Ce qui frappe en premier lieu c’est le vert, la verdure de la campagne irlandaise : couleur dominante de ce beau pays. Et puis il y a ce plan admirable du début : lorsque Wayne découvre Maureen O’Hara courant à travers la lande avec ses moutons : Wayne l’observant à travers les arbres, sa calèche arrêtée à l’arrière plan…

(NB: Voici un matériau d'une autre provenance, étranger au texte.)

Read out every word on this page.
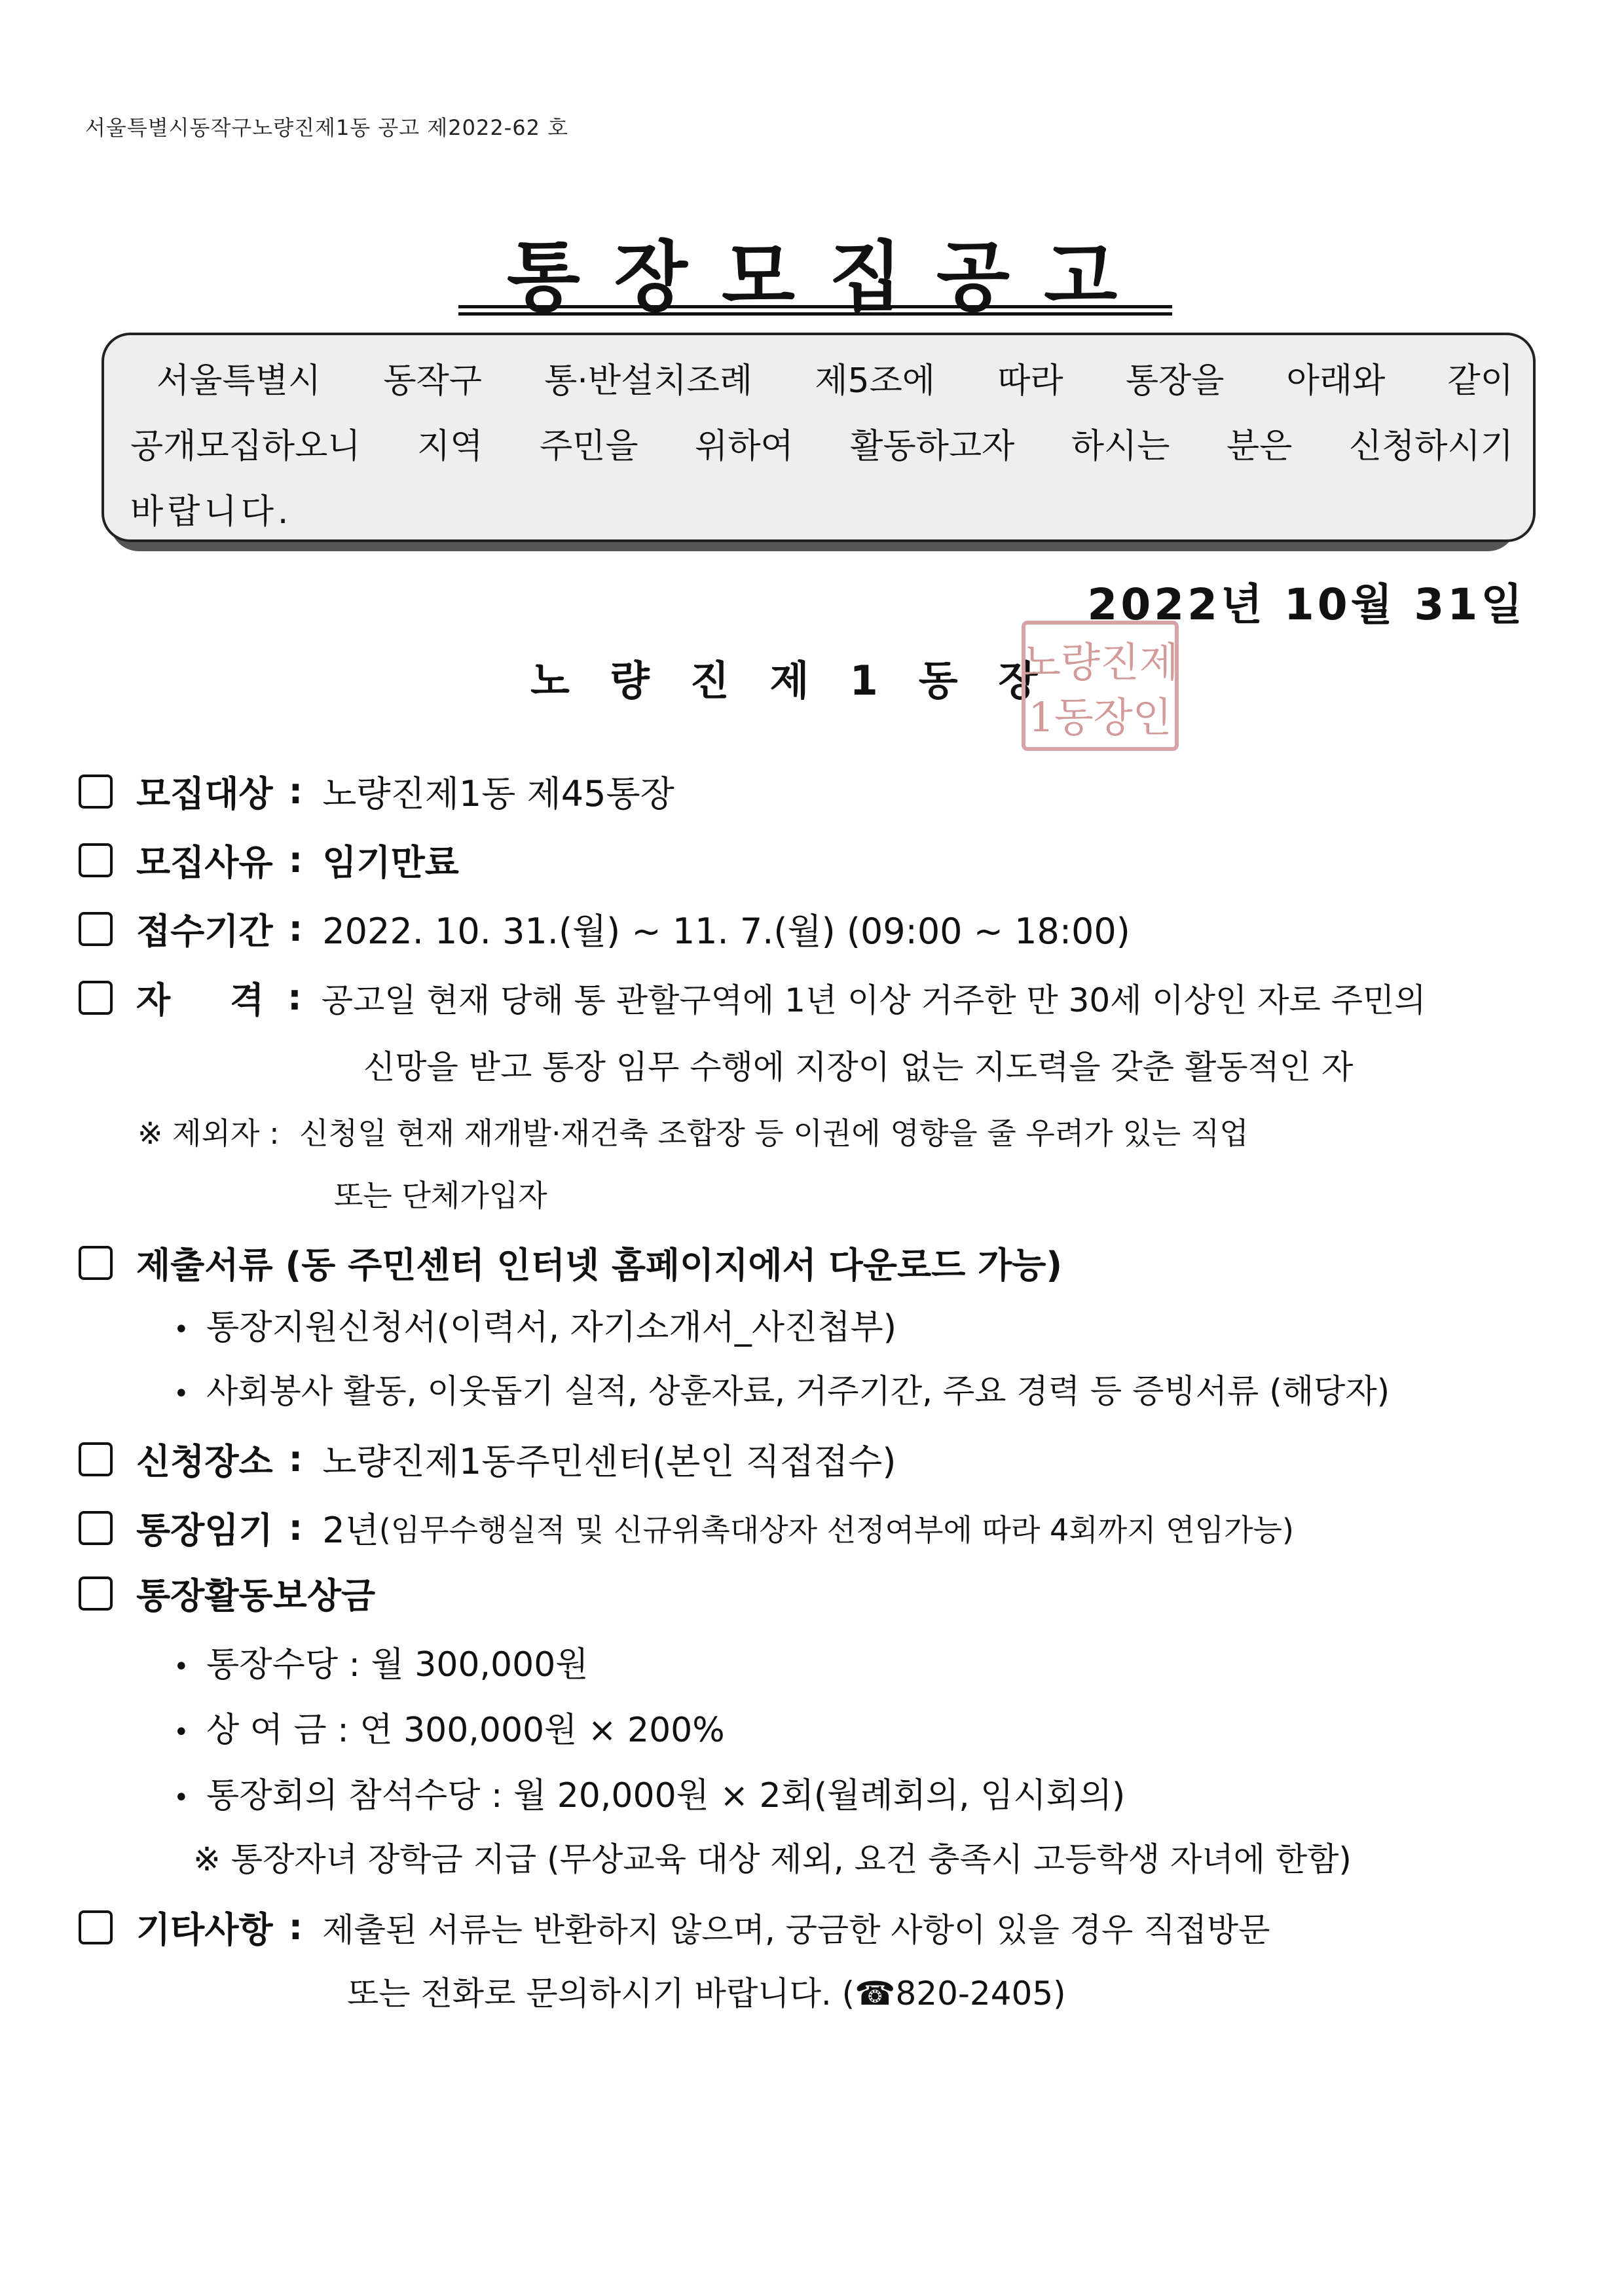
서울특별시동작구노량진제1동 공고 제2022-62 호
통장모집공고
서울특별시 동작구 통·반설치조례 제5조에 따라 통장을 아래와 같이
공개모집하오니 지역 주민을 위하여 활동하고자 하시는 분은 신청하시기
바랍니다.
2022년 10월 31일
노량진제1동장
노량진제
1동장인
모집대상 : 노량진제1동 제45통장
모집사유 : 임기만료
접수기간 : 2022. 10. 31.(월) ~ 11. 7.(월) (09:00 ~ 18:00)
자 격 : 공고일 현재 당해 통 관할구역에 1년 이상 거주한 만 30세 이상인 자로 주민의
신망을 받고 통장 임무 수행에 지장이 없는 지도력을 갖춘 활동적인 자
※ 제외자 : 신청일 현재 재개발·재건축 조합장 등 이권에 영향을 줄 우려가 있는 직업
또는 단체가입자
제출서류 (동 주민센터 인터넷 홈페이지에서 다운로드 가능)
• 통장지원신청서(이력서, 자기소개서_사진첩부)
• 사회봉사 활동, 이웃돕기 실적, 상훈자료, 거주기간, 주요 경력 등 증빙서류 (해당자)
신청장소 : 노량진제1동주민센터(본인 직접접수)
통장임기 : 2년 (임무수행실적 및 신규위촉대상자 선정여부에 따라 4회까지 연임가능)
통장활동보상금
• 통장수당 : 월 300,000원
• 상 여 금 : 연 300,000원 × 200%
• 통장회의 참석수당 : 월 20,000원 × 2회(월례회의, 임시회의)
※ 통장자녀 장학금 지급 (무상교육 대상 제외, 요건 충족시 고등학생 자녀에 한함)
기타사항 : 제출된 서류는 반환하지 않으며, 궁금한 사항이 있을 경우 직접방문
또는 전화로 문의하시기 바랍니다. (☎820-2405)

Le reste du film est une immersion dans les us et coutumes d’un autre temps : Ford sait y filmer la communauté, les liens amicaux, les rivalités avec un sens inné de ce qu’est la camaraderie mais aussi de ce qu’implique le retour aux origines, les blessures du passé qu’il faut oublier. Découvrir aussi par exemple un Ward Bond très juste dans ce rôle de prêtre (jeu d’acteur de Bond parfois moqué et de manière injuste par Ford comme le rappelaient certains passages rapportés par McBride dans la biographie sortie à l’Institut Lumière).
Ford filme l’histoire d’amour sans pathos, usant à maintes reprises d’humour via le personnage de Barry Fitzgerald. C’est peut-être là qu’on peut faire tout de même le reproche à Ford : l’évacuation du pathos aboutit parfois, et à l'opposé, à une certaine lourdeur des scènes comiques; l’émotion s’évacuant à certains moments et notamment à la fin. La scène de bagarre par exemple, si elle est amusante et très fordienne (un de ses péchés mignons finalement) paraît au final bien longue : comme si Ford en grand enfant qu’il était ne pouvait s’empêcher d’en rajouter un peu trop dans cette veine machiste qu’on lui connaît. Pour le reste le film reste inoubliable et Wayne crédible en boxeur déchu revenu aux sources familiales…
Petite question subsidiaire sur les couleurs bleu blanc rouge de la tenue de Maureen O’Hara au début : référence « républicaine » ou volonté plus purement visuelle ? (je ne me souviens pas avoir lu quelque chose à ce sujet…).
Après le film, l’intervention d’un irlandais vivant en France (et dans un français impeccable) nous a permis d’apprendre ce qu’étaient devenus les lieux de tournage de 1952 : on ne sera pas surpris que l’urbanisation y a fait son oeuvre et quelques pubs ou maisons y sont encore identifiables (la maison qu’achète Wayne a elle aussi été détruite). L’ouest du pays révèle encore quelques petits villages sauvegardés où le tourisme pour gens aisés fleurit malheureusement souvent. Pour l’anecdote : la pinte qui est à 6 euros aujourd’hui n’était dans ces petits bleds irlandais que d’1,50 euros il y a 15-20 ans ! L’intervenant nous apprenant également que la tradition de la dot des jeunes filles a perduré jusqu’au milieu des années 60 avant de se perdre totalement…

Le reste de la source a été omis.